Kealakekua roughly translates as “path of the gods.” You’ll likely feel you’ve died and gone to heaven once you slip into this sapphire water and make your lazy way along the shallow-to-deep drop-off fronting the iconic monument to Captain James Cook. Boats depart each morning from Keahou Harbor for trips to this underwater bliss. Kealakekua is home to some of the healthiest coral in the state, and such an abundance of fish that you’ll be nose-deep in the fish ID books for the too-brief boat ride back.

Most Romantic Beach Sunsets in Hawaii

best beach sunsets Hawaii

Oneloa at Makena State Park

In the cycle of the year, the sun tracks from left to right on the horizon and then back again. If you watch this from Oneloa, better known as “Big Beach” at Makena Beach State Park, and you are fortunate enough to be able to do this daily, you will see that molten orb set behind mysterious, hopeful Kaho‘olawe island during the winter, and behind the iconoclastic crescent cone of Molokini in the summer. And why wouldnʻt you be watching the sunset from the fat, gold sands of Oneloa? Nowhere else on Maui do the dunes bank so sumptuously, so invitingly. An intersection of coastline angle and ocean currents creates the perfect catcher’s mitt to nab and pile the creamy dunes here. The graceful curve of Pu‘u Ola‘i anchors the northern end of this wide swath of sand, while the view to the south is bounded by the dark arm of the ‘Ahihi-Kina‘u Natural Area Reserve.
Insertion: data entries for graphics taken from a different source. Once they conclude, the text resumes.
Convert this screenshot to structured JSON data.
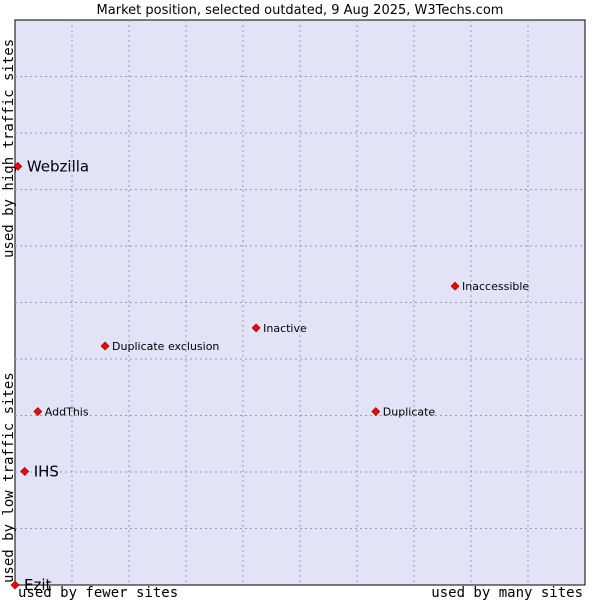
{
  "chart_data": {
    "type": "scatter",
    "title": "Market position, selected outdated, 9 Aug 2025, W3Techs.com",
    "xlabel_left": "used by fewer sites",
    "xlabel_right": "used by many sites",
    "ylabel_bottom": "used by low traffic sites",
    "ylabel_top": "used by high traffic sites",
    "xlim": [
      0,
      100
    ],
    "ylim": [
      0,
      100
    ],
    "grid": true,
    "plot_background": "#e3e3f8",
    "marker_color": "#ff0000",
    "points": [
      {
        "label": "Webzilla",
        "x": 0.5,
        "y": 74.1,
        "emphasis": true
      },
      {
        "label": "Inaccessible",
        "x": 77.2,
        "y": 52.9,
        "emphasis": false
      },
      {
        "label": "Inactive",
        "x": 42.3,
        "y": 45.5,
        "emphasis": false
      },
      {
        "label": "Duplicate exclusion",
        "x": 15.8,
        "y": 42.3,
        "emphasis": false
      },
      {
        "label": "AddThis",
        "x": 4.0,
        "y": 30.7,
        "emphasis": false
      },
      {
        "label": "Duplicate",
        "x": 63.3,
        "y": 30.7,
        "emphasis": false
      },
      {
        "label": "IHS",
        "x": 1.7,
        "y": 20.1,
        "emphasis": true
      },
      {
        "label": "Ezit",
        "x": 0.0,
        "y": 0.0,
        "emphasis": true
      }
    ]
  }
}
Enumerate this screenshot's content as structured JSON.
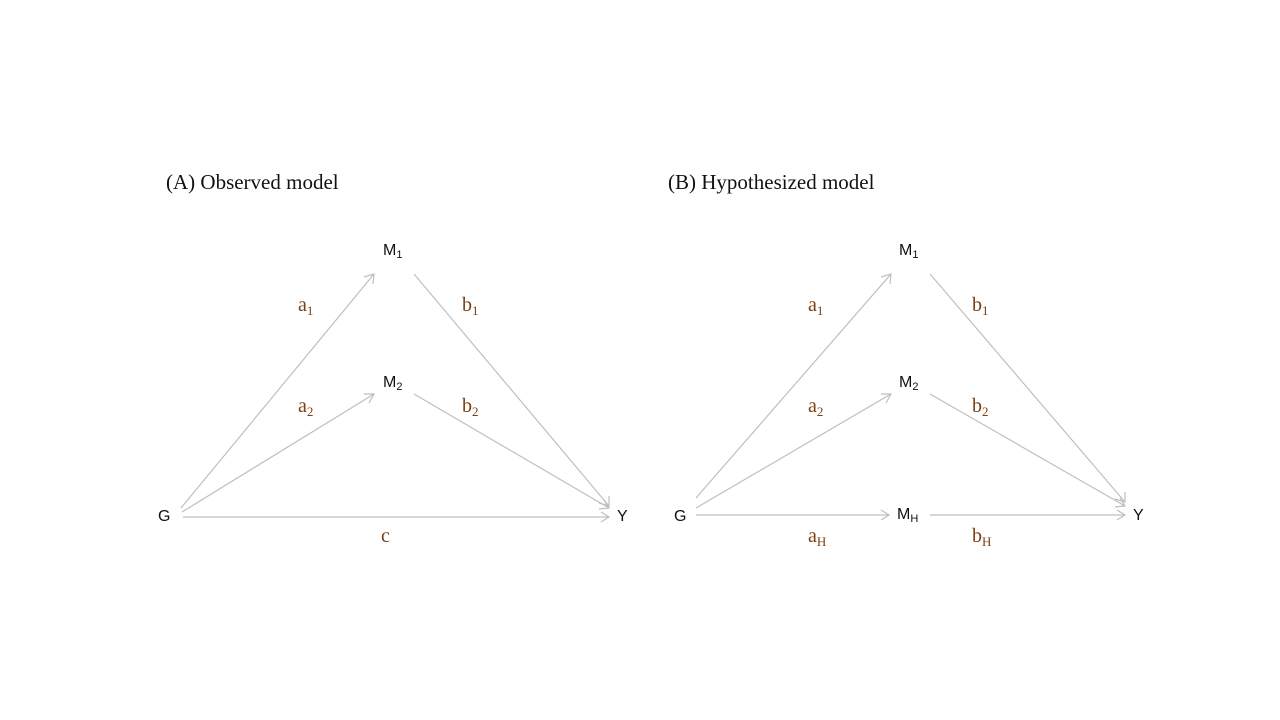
{
  "panel_a": {
    "title": "(A) Observed model",
    "nodes": {
      "g": "G",
      "y": "Y",
      "m1": {
        "base": "M",
        "sub": "1"
      },
      "m2": {
        "base": "M",
        "sub": "2"
      }
    },
    "edges": {
      "a1": {
        "base": "a",
        "sub": "1"
      },
      "a2": {
        "base": "a",
        "sub": "2"
      },
      "b1": {
        "base": "b",
        "sub": "1"
      },
      "b2": {
        "base": "b",
        "sub": "2"
      },
      "c": "c"
    }
  },
  "panel_b": {
    "title": "(B) Hypothesized model",
    "nodes": {
      "g": "G",
      "y": "Y",
      "m1": {
        "base": "M",
        "sub": "1"
      },
      "m2": {
        "base": "M",
        "sub": "2"
      },
      "mh": {
        "base": "M",
        "sub": "H"
      }
    },
    "edges": {
      "a1": {
        "base": "a",
        "sub": "1"
      },
      "a2": {
        "base": "a",
        "sub": "2"
      },
      "b1": {
        "base": "b",
        "sub": "1"
      },
      "b2": {
        "base": "b",
        "sub": "2"
      },
      "ah": {
        "base": "a",
        "sub": "H"
      },
      "bh": {
        "base": "b",
        "sub": "H"
      }
    }
  },
  "colors": {
    "edge_line": "#bfbfbf",
    "edge_label": "#7b3f12",
    "node_text": "#111111"
  }
}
Behind you, the cinder-cone hills of Haleakala’s southwest rift zone stairstep curvaceously upslope.

Late-day light in Makena falls on everyone with equal grace: gleaming wet boogieboarders and handholding newlyweds, madly giggling little kids and contemplative beach walkers. In the winter, expect whales splashing around just offshore on whale business, backlit as the sun slides ever earthward. To exit the water here, dripping, and turn to watch our solar system’s only star kiss the horizon, as her last beams skip across the cobalt sea to land all over you . . . ah, now that is Maui no ka ‘oi.

best beach sunsets Hawaii

Polihale on Kauaʻi

You have to be a committed sunset-o-phile to make it down the long, bumpy road on Kaua‘i’s north shore to Polihale Beach. But if a seven-mile stretch of deep gold sand and a purpling sky sliding into a night of stars are your idea of a perfect evening’s destiny, well, hang in there. There are bathrooms and showers if you need them, but mostly you’ll just need a little sense of adventure to get you off the beaten path and into the arms of sweet, sweet, star-spangled night.

best beach sunsets Hawaii

Sunset Beach on Oahu

O‘ahu is so ridiculously blessed with long stretches of beach that it’s nearly impossible to tweeze out one candidate and call it “the best place for sunset.” That being said, think about, well, Sunset Beach. Show up after six, when the late shift of surfers is headed home (after stopping by Ted’s Bakery for anything you might need to top off your picnic basket), spread your cloth base camp du jour, and turn your attention to the waves — huge in winter, gentle kisses in summer — and raise a toast to the last light of the day.

best beach sunsets Hawaii

Waialea on Hawaiʻi Big Island

Locals call it “69s”; maps call it Waialea. It’s snuggled between famous white-sand Hapuna State Beach and the tiny neighborhood of Puako. A quasi-paved road takes you to a laughably small parking lot, out of which cars overflow into the red dirt of Kohala. Wander down to the beach and take your pick: right to the banked white sands and shore break, or left to the stretch of long gold beach broken by kiawe (mesquite) into small cove after small cove. Families, lovers, solitary dreamers, all find a place here to watch the big orb of sun drop silently into the sea.